Un'inchiesta di Al Jazeera rivela che la mappa della violenza nella provincia pakistana del Balochistan sta subendo cambiamenti significativi. Per lungo tempo, gli scontri armati nella provincia si sono concentrati nelle aree tradizionalmente attive dei separatisti nazionalisti balochi, mentre i distretti a maggioranza pashtuna, che rappresentano la parte più popolosa della popolazione, ne erano sostanzialmente risparmiati. Tuttavia, a partire dal mese di giugno di quest'anno, questo equilibrio relativamente tranquillo è stato spezzato.

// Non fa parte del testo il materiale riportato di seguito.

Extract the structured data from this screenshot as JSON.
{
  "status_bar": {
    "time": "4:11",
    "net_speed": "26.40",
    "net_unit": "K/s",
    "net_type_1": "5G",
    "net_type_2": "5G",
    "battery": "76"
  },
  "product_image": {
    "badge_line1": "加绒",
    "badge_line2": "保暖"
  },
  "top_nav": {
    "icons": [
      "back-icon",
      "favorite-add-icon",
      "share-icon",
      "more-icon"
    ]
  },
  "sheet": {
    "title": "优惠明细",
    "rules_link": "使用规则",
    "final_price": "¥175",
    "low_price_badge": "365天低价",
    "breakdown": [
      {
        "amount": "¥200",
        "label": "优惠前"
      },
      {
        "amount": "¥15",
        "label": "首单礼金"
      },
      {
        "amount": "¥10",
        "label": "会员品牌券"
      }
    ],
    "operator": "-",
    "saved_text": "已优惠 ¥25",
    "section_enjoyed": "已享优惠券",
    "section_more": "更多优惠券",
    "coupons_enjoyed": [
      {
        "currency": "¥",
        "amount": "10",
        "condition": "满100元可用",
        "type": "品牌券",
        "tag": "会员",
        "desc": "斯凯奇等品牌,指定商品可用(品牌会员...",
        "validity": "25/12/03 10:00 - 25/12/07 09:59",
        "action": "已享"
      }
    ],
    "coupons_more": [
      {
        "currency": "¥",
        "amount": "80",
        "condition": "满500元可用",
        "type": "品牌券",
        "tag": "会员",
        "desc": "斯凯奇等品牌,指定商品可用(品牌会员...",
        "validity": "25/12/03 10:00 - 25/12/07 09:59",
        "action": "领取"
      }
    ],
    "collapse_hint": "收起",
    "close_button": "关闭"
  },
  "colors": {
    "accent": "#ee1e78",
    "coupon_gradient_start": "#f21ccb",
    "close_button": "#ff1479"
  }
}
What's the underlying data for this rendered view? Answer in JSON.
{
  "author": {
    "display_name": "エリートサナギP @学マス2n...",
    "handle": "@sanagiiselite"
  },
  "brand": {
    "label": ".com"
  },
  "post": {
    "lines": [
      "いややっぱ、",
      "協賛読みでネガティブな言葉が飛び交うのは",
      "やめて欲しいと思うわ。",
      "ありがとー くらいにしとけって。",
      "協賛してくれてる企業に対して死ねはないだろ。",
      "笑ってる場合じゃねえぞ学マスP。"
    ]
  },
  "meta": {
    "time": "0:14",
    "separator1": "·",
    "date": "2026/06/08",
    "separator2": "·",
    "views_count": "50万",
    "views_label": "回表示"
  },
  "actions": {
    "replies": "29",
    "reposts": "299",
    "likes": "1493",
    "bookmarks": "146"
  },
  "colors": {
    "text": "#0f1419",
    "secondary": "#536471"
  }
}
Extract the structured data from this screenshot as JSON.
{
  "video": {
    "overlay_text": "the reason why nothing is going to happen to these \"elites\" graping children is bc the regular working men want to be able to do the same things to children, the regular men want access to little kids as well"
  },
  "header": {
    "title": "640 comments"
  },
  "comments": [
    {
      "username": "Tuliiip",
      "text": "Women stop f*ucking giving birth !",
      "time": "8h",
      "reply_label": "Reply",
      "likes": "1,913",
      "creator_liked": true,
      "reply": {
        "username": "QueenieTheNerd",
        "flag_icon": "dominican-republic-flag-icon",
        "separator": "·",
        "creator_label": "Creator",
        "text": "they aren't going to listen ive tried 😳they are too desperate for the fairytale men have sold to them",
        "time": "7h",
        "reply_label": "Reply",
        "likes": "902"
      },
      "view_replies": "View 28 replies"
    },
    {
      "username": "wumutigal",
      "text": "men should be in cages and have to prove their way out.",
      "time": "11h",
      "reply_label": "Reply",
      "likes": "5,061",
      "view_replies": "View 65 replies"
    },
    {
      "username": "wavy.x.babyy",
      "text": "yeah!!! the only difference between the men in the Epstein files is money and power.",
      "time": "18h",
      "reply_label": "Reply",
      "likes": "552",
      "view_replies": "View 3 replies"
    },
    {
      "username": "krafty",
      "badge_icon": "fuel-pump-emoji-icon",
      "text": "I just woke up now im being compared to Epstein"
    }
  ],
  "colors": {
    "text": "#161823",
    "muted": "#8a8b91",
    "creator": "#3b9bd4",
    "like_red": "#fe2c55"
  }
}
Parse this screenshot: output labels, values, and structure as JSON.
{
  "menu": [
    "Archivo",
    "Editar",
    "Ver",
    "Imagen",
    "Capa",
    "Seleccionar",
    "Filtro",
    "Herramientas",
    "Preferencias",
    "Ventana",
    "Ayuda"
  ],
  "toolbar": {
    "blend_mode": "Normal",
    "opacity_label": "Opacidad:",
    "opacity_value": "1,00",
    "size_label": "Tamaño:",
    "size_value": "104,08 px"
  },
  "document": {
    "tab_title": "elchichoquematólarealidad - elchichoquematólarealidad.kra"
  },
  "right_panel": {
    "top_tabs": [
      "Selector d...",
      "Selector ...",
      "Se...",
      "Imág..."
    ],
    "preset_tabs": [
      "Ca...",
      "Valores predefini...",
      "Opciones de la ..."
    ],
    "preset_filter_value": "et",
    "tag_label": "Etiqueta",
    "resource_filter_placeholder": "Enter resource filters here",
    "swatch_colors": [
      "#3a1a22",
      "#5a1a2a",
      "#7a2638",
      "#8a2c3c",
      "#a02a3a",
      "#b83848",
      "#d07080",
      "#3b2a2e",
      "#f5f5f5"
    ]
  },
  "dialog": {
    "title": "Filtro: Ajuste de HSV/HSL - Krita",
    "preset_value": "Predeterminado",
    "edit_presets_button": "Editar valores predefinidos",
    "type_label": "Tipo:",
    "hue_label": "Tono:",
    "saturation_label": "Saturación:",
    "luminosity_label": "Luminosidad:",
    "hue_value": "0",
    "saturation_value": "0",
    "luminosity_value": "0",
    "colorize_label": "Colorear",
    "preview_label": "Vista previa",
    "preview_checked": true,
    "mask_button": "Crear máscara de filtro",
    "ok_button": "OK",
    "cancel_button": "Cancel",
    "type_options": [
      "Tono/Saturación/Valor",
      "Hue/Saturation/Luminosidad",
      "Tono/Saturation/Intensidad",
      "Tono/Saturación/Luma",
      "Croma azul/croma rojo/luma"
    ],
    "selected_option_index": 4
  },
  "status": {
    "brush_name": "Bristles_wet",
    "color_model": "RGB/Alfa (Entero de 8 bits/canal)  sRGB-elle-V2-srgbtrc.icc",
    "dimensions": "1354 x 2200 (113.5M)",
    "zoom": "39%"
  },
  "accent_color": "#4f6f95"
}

Secondo quanto riportato da Al Jazeera, i dati del Pakistan Institute for Conflict and Security Studies (PICSS) mostrano che nel 2026 il Balochistan ha superato la vicina provincia di Khyber Pakhtunkhwa, diventando la provincia più violenta del Pakistan. L'istituto ha definito il mese di luglio di quest'anno "il mese più letale del 2026", rilevando che solo nella prima settimana di luglio in Balochistan si sono verificati 25 attentati, con 102 morti. I dati di agosto indicano che le forze di sicurezza hanno ucciso 115 militanti nella provincia, contro i 56 nel Khyber Pakhtunkhwa e i 32 nelle ex aree tribali ad esso integrate.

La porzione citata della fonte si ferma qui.